У Сашки, явно от удивления даже соска-пустышка из рта выпала, пришлось вставлять обратно.
И, хоть было очень жарко,
Закупила кофеварку.
Приходите все букашки
И жуки и таракашки,
Я вас чаем угощу,
угощу, не помилую.
Прискакали блошки,
Взяв с собой по ложке.
И, конечно же, пчела
Жбанчик мёду принесла.
Жук-усач зачем-то нёс
Коробок от папирос.
Где-то рядом с дверьми раздались глухие смешки. Видимо, нас контролировали, явно что бы я, не дай Бог, мелкому главную военную тайну не рассказал.
Пик веселья нарастал,
Кто-то пел, а кто плясал,
Кто-то бабочке на ушко
Декламировал частушки.
Вдруг соседский паучок-старичок
Нашу муху в уголок поволок.
Муха стала отбиваться,
Да откуда ж силам взяться…[163]
А дальше я, хоть тресни, ничего не помнил. Но Сашка уже спал, разжав свой кулачок и выпустив на свободу мой палец.
— Да ты — поэт, — зашептала Оля, которая и подслушивала за дверью.
— Ну, а то! — я гордо выпятив грудь, приблизился вплотную к жене и, обняв её, поцеловал, и подхватив на руки, пискнувшую от неожиданности супругу, понёс её в зал к раздвинутому, и застеленному дивану.
— Проблемы у меня внучек, — завела со мной разговор бабушка после довольно позднего завтрака.
— Должна что ли кому? Или бандиты наезжают? — высказал я свои предположения, на которые она грустно улыбнулась и кинула взгляд в разные стороны, как будто мы находились на оживленной улице, а не дома.
— Наоборот, — почти шёпотом ответила она. — У меня скопилось уже больше миллиона рублей. И что с ними делать, я не знаю…
— Ого. Так ты теперь миллионерша? Поздравляю.
— Женька, что ты как маленький, — возмутилась она. — Что мне со всеми этими деньгами делать-то? Может, вы их с собой в Германию заберёте и там вложите куда-нибудь.
— Поменяй их на доллары. Почём они сейчас? В Москве я видел, что меняют за пятьдесят.
— А у нас шестьдесят. Я уже думала про это. Но как такую массу денег поменять и не привлечь внимания-то?
Шестнадцать или семнадцать тысяч долларов? Да вроде немного. Или для такого маленького городка, как Азов, это просто гигантская сумма в начале девяностых. Я вспомнил состояние бабушки, когда мы нашли пятьдесят тысяч рублей в московском кресле. Она тогда в ступор впала. А сейчас, ничего, держится.
— Я хотела, но как мне сказали знакомые, очень много фальшивок, — тем временем продолжала делиться своей проблемой бабуля.
— Так надо попробовать через наших телевизионщиков. Сегодня их увижу и осторожно поинтересуюсь у них. А ты, потом, весь свой чистый доход прямо на рынке меняй на доллары. Они нам очень пригодятся в будущем.
— Жень. А что делать с твоими домом после вашего отъезда? Может, сдать кому?
— Точно. Сдай. Вернее, сдадим. Я даже знаю кому, — и я рассказал ей про встречу в электричке с братьями Лубенцами, и их приключения. — Заодно, можешь их и на работу взять, если тебе работники нужны. Ну, или охраной поработают у тебя.

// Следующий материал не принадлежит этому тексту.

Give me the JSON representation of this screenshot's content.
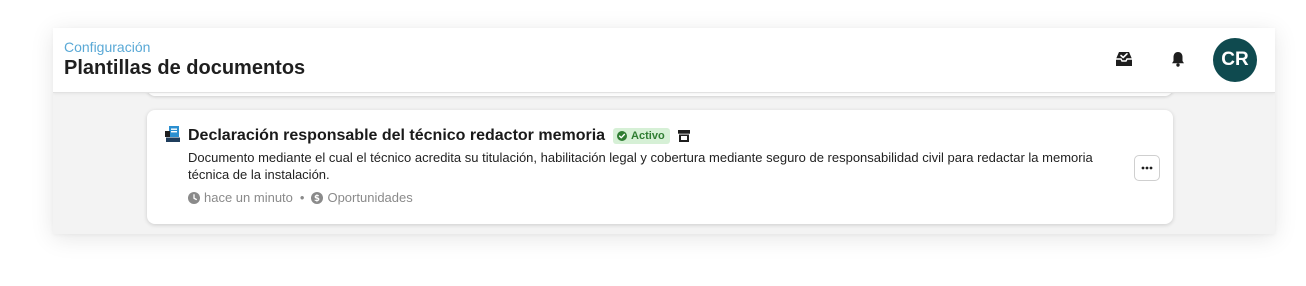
{
  "header": {
    "breadcrumb": "Configuración",
    "title": "Plantillas de documentos",
    "inbox_icon": "inbox-check-icon",
    "bell_icon": "bell-icon",
    "avatar_initials": "CR",
    "avatar_color": "#0f4a4f"
  },
  "card": {
    "icon": "document-template-icon",
    "title": "Declaración responsable del técnico redactor memoria",
    "status": "Activo",
    "status_color": "#2f7d32",
    "status_bg": "#d6f0d6",
    "store_icon": "store-icon",
    "description": "Documento mediante el cual el técnico acredita su titulación, habilitación legal y cobertura mediante seguro de responsabilidad civil para redactar la memoria técnica de la instalación.",
    "meta": {
      "time": "hace un minuto",
      "separator": "•",
      "category": "Oportunidades"
    },
    "menu_icon": "more-horizontal-icon"
  },
  "colors": {
    "breadcrumb": "#5aa9d6",
    "background": "#f3f3f3"
  }
}
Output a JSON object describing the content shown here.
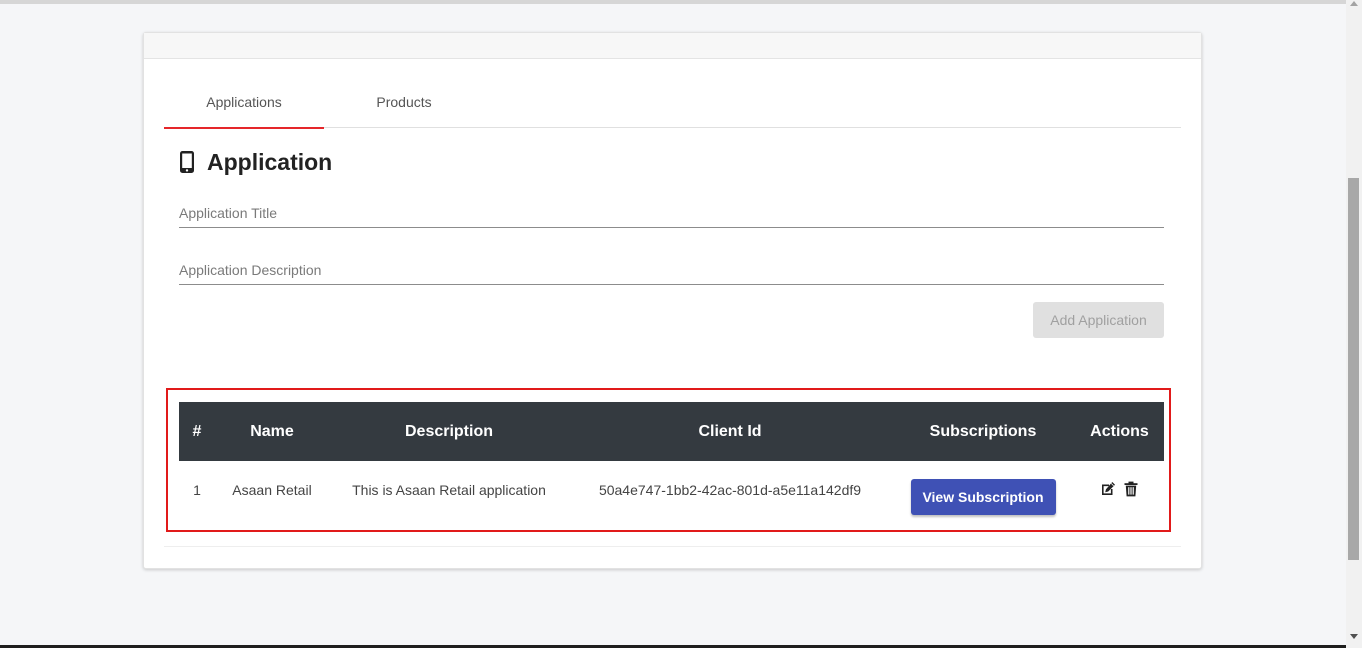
{
  "tabs": [
    {
      "label": "Applications",
      "active": true
    },
    {
      "label": "Products",
      "active": false
    }
  ],
  "section": {
    "title": "Application",
    "icon": "mobile-phone-icon"
  },
  "form": {
    "title_placeholder": "Application Title",
    "title_value": "",
    "description_placeholder": "Application Description",
    "description_value": "",
    "add_button_label": "Add Application"
  },
  "table": {
    "headers": {
      "index": "#",
      "name": "Name",
      "description": "Description",
      "client_id": "Client Id",
      "subscriptions": "Subscriptions",
      "actions": "Actions"
    },
    "rows": [
      {
        "index": "1",
        "name": "Asaan Retail",
        "description": "This is Asaan Retail application",
        "client_id": "50a4e747-1bb2-42ac-801d-a5e11a142df9",
        "subscription_button": "View Subscription",
        "actions": [
          "edit-icon",
          "trash-icon"
        ]
      }
    ]
  },
  "colors": {
    "tab_indicator": "#e5262a",
    "highlight_border": "#e11a1a",
    "table_header_bg": "#343a40",
    "primary_button": "#3f51b5"
  }
}
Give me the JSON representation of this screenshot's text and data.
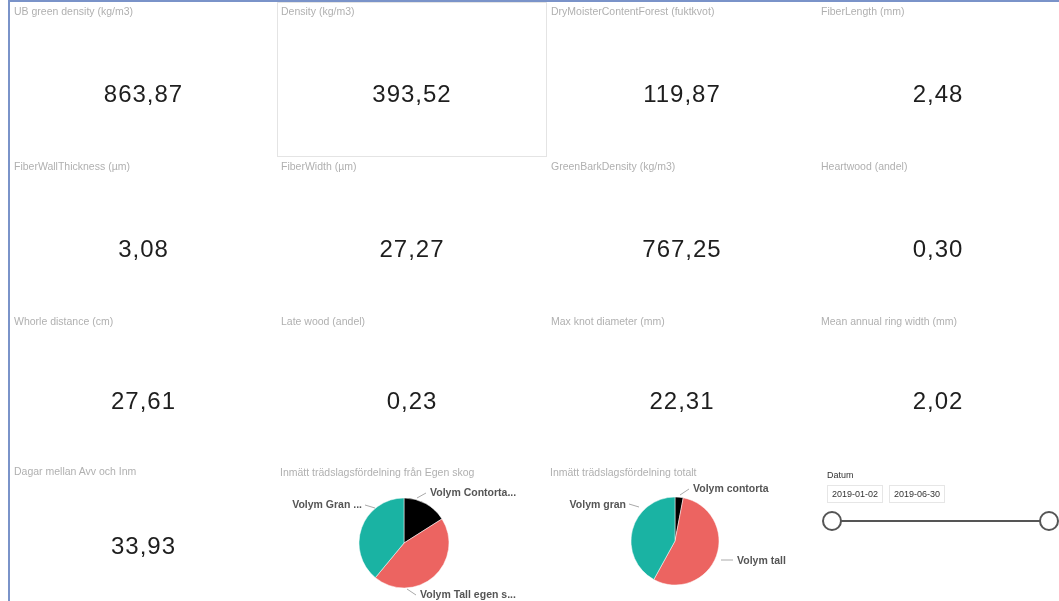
{
  "tiles": [
    {
      "kind": "card",
      "title": "UB green density (kg/m3)",
      "value": "863,87",
      "selected": false
    },
    {
      "kind": "card",
      "title": "Density (kg/m3)",
      "value": "393,52",
      "selected": true
    },
    {
      "kind": "card",
      "title": "DryMoisterContentForest (fuktkvot)",
      "value": "119,87",
      "selected": false
    },
    {
      "kind": "card",
      "title": "FiberLength (mm)",
      "value": "2,48",
      "selected": false
    },
    {
      "kind": "card",
      "title": "FiberWallThickness (µm)",
      "value": "3,08",
      "selected": false
    },
    {
      "kind": "card",
      "title": "FiberWidth (µm)",
      "value": "27,27",
      "selected": false
    },
    {
      "kind": "card",
      "title": "GreenBarkDensity (kg/m3)",
      "value": "767,25",
      "selected": false
    },
    {
      "kind": "card",
      "title": "Heartwood (andel)",
      "value": "0,30",
      "selected": false
    },
    {
      "kind": "card",
      "title": "Whorle distance (cm)",
      "value": "27,61",
      "selected": false
    },
    {
      "kind": "card",
      "title": "Late wood (andel)",
      "value": "0,23",
      "selected": false
    },
    {
      "kind": "card",
      "title": "Max knot diameter (mm)",
      "value": "22,31",
      "selected": false
    },
    {
      "kind": "card",
      "title": "Mean annual ring width (mm)",
      "value": "2,02",
      "selected": false
    },
    {
      "kind": "card",
      "title": "Dagar mellan Avv och Inm",
      "value": "33,93",
      "selected": false
    },
    {
      "kind": "pie",
      "title": "Inmätt trädslagsfördelning från Egen skog",
      "slices": [
        {
          "label": "Volym Contorta...",
          "color": "#000000"
        },
        {
          "label": "Volym Tall egen s...",
          "color": "#ec6461"
        },
        {
          "label": "Volym Gran ...",
          "color": "#1ab3a3"
        }
      ]
    },
    {
      "kind": "pie",
      "title": "Inmätt trädslagsfördelning totalt",
      "slices": [
        {
          "label": "Volym contorta",
          "color": "#000000"
        },
        {
          "label": "Volym tall",
          "color": "#ec6461"
        },
        {
          "label": "Volym gran",
          "color": "#1ab3a3"
        }
      ]
    },
    {
      "kind": "slicer",
      "title": "Datum",
      "start": "2019-01-02",
      "end": "2019-06-30",
      "handles": [
        {
          "level": 0
        },
        {
          "level": 1
        }
      ]
    }
  ]
}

— Мы готовы, — в зал вошла Оля, таща на руках Сашку, одетого в тысячу разных тёплых одёжек, из-за чего наружу были видны только глаза и носик.

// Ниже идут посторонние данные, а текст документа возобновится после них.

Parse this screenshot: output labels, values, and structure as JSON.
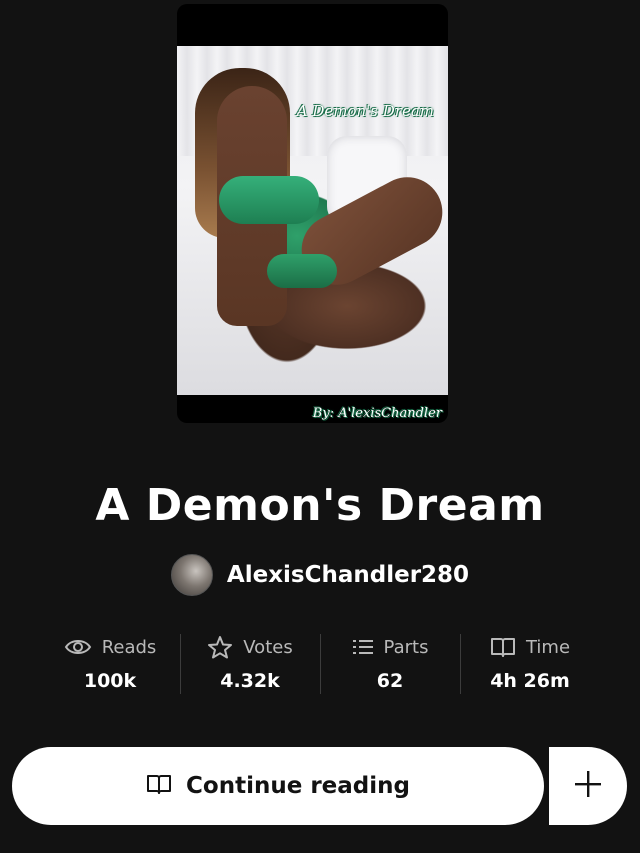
{
  "cover": {
    "title_text": "A Demon's Dream",
    "byline_text": "By: A'lexisChandler"
  },
  "story": {
    "title": "A Demon's Dream"
  },
  "author": {
    "name": "AlexisChandler280"
  },
  "stats": [
    {
      "icon": "eye-icon",
      "label": "Reads",
      "value": "100k"
    },
    {
      "icon": "star-icon",
      "label": "Votes",
      "value": "4.32k"
    },
    {
      "icon": "list-icon",
      "label": "Parts",
      "value": "62"
    },
    {
      "icon": "book-icon",
      "label": "Time",
      "value": "4h 26m"
    }
  ],
  "actions": {
    "continue_label": "Continue reading",
    "add_icon": "plus-icon"
  },
  "colors": {
    "background": "#121212",
    "button": "#ffffff",
    "muted_text": "#b9b9b9"
  }
}
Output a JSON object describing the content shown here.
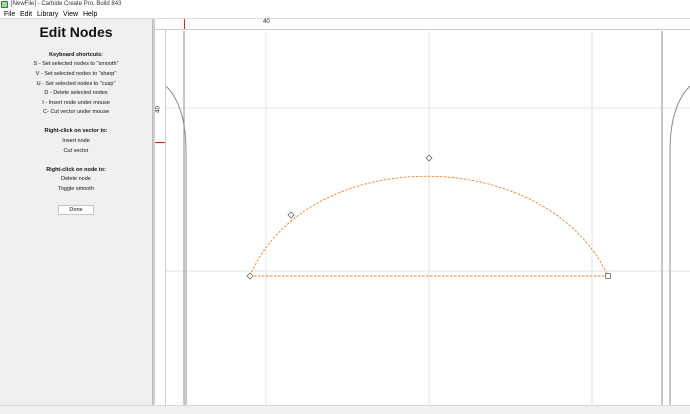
{
  "window": {
    "title": "[NewFile] - Carbide Create Pro. Build 843"
  },
  "menu": {
    "items": [
      "File",
      "Edit",
      "Library",
      "View",
      "Help"
    ]
  },
  "panel": {
    "title": "Edit Nodes",
    "keyboard_heading": "Keyboard shortcuts:",
    "shortcuts": [
      "S - Set selected nodes to \"smooth\"",
      "V - Set selected nodes to \"sharp\"",
      "U - Set selected nodes to \"cusp\"",
      "D - Delete selected nodes",
      "I - Insert node under mouse",
      "C- Cut vector under mouse"
    ],
    "vector_heading": "Right-click on vector to:",
    "vector_actions": [
      "Insert node",
      "Cut vector"
    ],
    "node_heading": "Right-click on node to:",
    "node_actions": [
      "Delete node",
      "Toggle smooth"
    ],
    "done_label": "Done"
  },
  "rulers": {
    "top_label": "40",
    "left_label": "40"
  },
  "colors": {
    "vector": "#f07f2a",
    "marker": "#e02020",
    "grid": "#dcdcdc"
  }
}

И мы пошли гулять до гаража, а затем поехали в военкомат, восстанавливать мои документы. А заодно завезли бабулю в ЗАГС, а чего время тянуть, пусть начинает договариваться.
Всё закрутилось и завертелось. Я получил свой советский паспорт, которому теперь было суждено остаться в России. Бабуля за небольшие, для неё, деньги оформила наш развод. Мой бывший сосед, начальник паспортного стола, оказывается, перебрался в Ростов и очень нам помог, не бесплатно, естественно, в получении заграничных паспортов.
Я, как мог, старался ускорить этот процесс, пока вновь образованная Россия не начала принимать законы, регулирующие миграцию населения и не подписала об этом двухсторонние договоры с Германией.
Живя и работая в своей прошлой жизни в Швейцарии, мне хорошо запомнился рассказ нашей клиентки. Женщина из Воронежа делилась воспоминаниями как она выходила замуж за немца. И какие кипы документов с неё требовали даже в Германии. И как они переоформляли визу, так как оказалось, что по Шенгенской туристической, брак заключать нельзя.
У меня же был люфт в первые полгода существования России, когда все эти процессы ещё регулировались по законам и стандартам канувшего в Лету СССР. Здесь, внутри страны, заключить брак с иностранцем было проблемой, зато там, за границей, это представляло довольно простую операцию. Ну, относительно простую. И относительно дешёвую.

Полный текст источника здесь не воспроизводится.